King in 2009 reintroduced a bill that would make English the country's official language. He criticized President Obama in March of that year for Obama's executive order allowing federal funding for stem cell research on human embryos.
He caused controversy in 2010 with his comments suggesting Obama favored people of color over Caucasians. He refused to retreat from the statement, resulting in criticism from some fellow Republicans.
In 2012, King said he would file suit challenging Obama's authority to bypass Congress and refuse to deport illegal immigrants who came to the United States as children and have met certain conditions.
King said he believes the government regulates businesses too heavily and imposes too many taxes. He has proposed eliminating the federal income tax and replacing it with a national sales tax.
King opposes abortion rights and affirmative action, and he has supported right-to-work legislation that would limit union activity. King also opposes same-sex marriage rights and supports a state constitutional amendment that bans gay marriage in Iowa, which legalized gay marriage in 2009.

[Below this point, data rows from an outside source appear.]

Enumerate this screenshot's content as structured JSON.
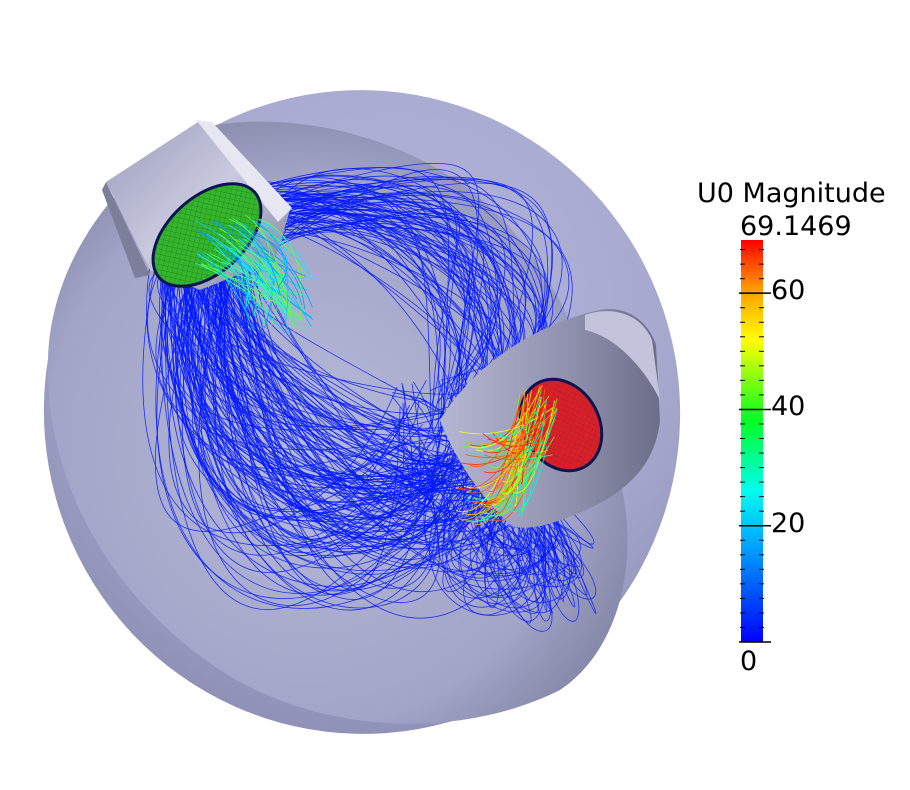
{
  "legend": {
    "title": "U0 Magnitude",
    "max_label": "69.1469",
    "ticks": [
      {
        "label": "60",
        "value": 60
      },
      {
        "label": "40",
        "value": 40
      },
      {
        "label": "20",
        "value": 20
      },
      {
        "label": "0",
        "value": 0
      }
    ],
    "range": [
      0,
      69.1469
    ],
    "colormap": [
      "#0000ff",
      "#00ffff",
      "#00ff00",
      "#ffff00",
      "#ff0000"
    ]
  },
  "scene": {
    "shell_color": "#a9abd2",
    "inlet_color": "#2fa82b",
    "outlet_color": "#d8202a",
    "streamline_color": "#0018ff"
  }
}
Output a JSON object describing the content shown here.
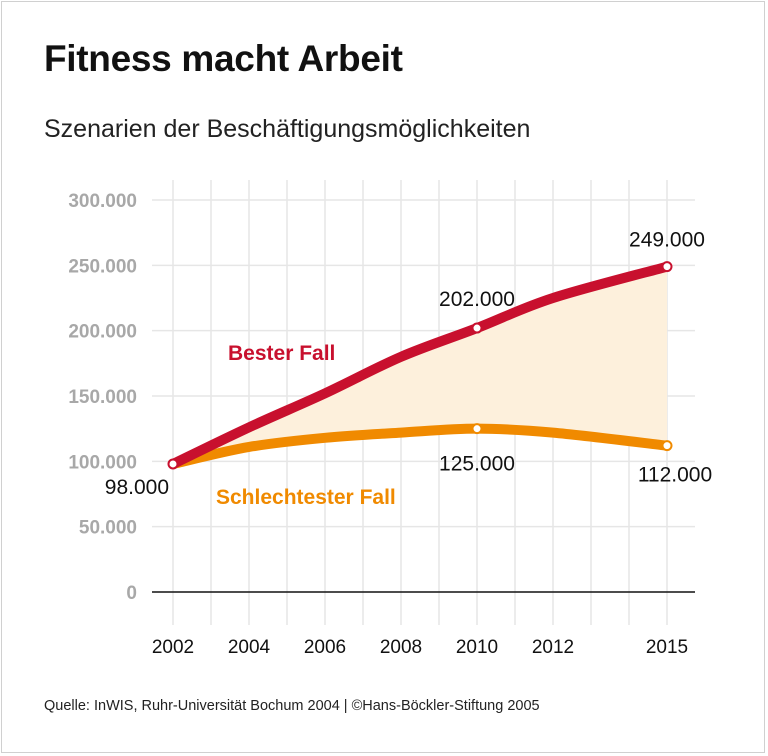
{
  "title": "Fitness macht Arbeit",
  "subtitle": "Szenarien der Beschäftigungsmöglichkeiten",
  "source": "Quelle: InWIS, Ruhr-Universität Bochum 2004 | ©Hans-Böckler-Stiftung 2005",
  "chart_data": {
    "type": "line",
    "title": "Fitness macht Arbeit",
    "subtitle": "Szenarien der Beschäftigungsmöglichkeiten",
    "x": [
      2002,
      2004,
      2006,
      2008,
      2010,
      2012,
      2015
    ],
    "x_tick_labels": [
      "2002",
      "2004",
      "2006",
      "2008",
      "2010",
      "2012",
      "2015"
    ],
    "y_tick_labels": [
      "0",
      "50.000",
      "100.000",
      "150.000",
      "200.000",
      "250.000",
      "300.000"
    ],
    "y_ticks": [
      0,
      50000,
      100000,
      150000,
      200000,
      250000,
      300000
    ],
    "ylim": [
      0,
      300000
    ],
    "xlim": [
      2002,
      2015
    ],
    "grid": true,
    "fill_between_series": true,
    "series": [
      {
        "name": "Bester Fall",
        "color": "#c8102e",
        "x": [
          2002,
          2004,
          2006,
          2008,
          2010,
          2012,
          2015
        ],
        "values": [
          98000,
          126000,
          152000,
          180000,
          202000,
          225000,
          249000
        ]
      },
      {
        "name": "Schlechtester Fall",
        "color": "#f08a00",
        "x": [
          2002,
          2004,
          2006,
          2008,
          2010,
          2012,
          2015
        ],
        "values": [
          98000,
          111000,
          118000,
          122000,
          125000,
          122000,
          112000
        ]
      }
    ],
    "annotations": [
      {
        "x": 2002,
        "y": 98000,
        "text": "98.000"
      },
      {
        "x": 2010,
        "y": 202000,
        "text": "202.000"
      },
      {
        "x": 2015,
        "y": 249000,
        "text": "249.000"
      },
      {
        "x": 2010,
        "y": 125000,
        "text": "125.000"
      },
      {
        "x": 2015,
        "y": 112000,
        "text": "112.000"
      }
    ],
    "fill_color": "#fdf0dc"
  }
}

He opposed a proposal to repeal the Defense of Marriage Act, which defines marriage as the union between a man and a woman. He said at a congressional hearing in 2011 that those who claim they cannot chose who they fall in love with could make the same argument to justify polygamy.
Since being elected to Congress, King hasn't faced a serious challenge, reflecting the 5th District's overwhelming Republican voter registration advantage. However, redistricting following the 2010 census resulted in the loss of one of Iowa's five congressional seats and has dramatically reshaped the district. The new 4th District includes less conservative areas, including parts of north-central Iowa and the college town of Ames.
In the November 2012 general election, he faces a better funded opponent, Democrat Christie Vilsack, the wife of former Iowa governor and current agriculture secretary Tom Vilsack.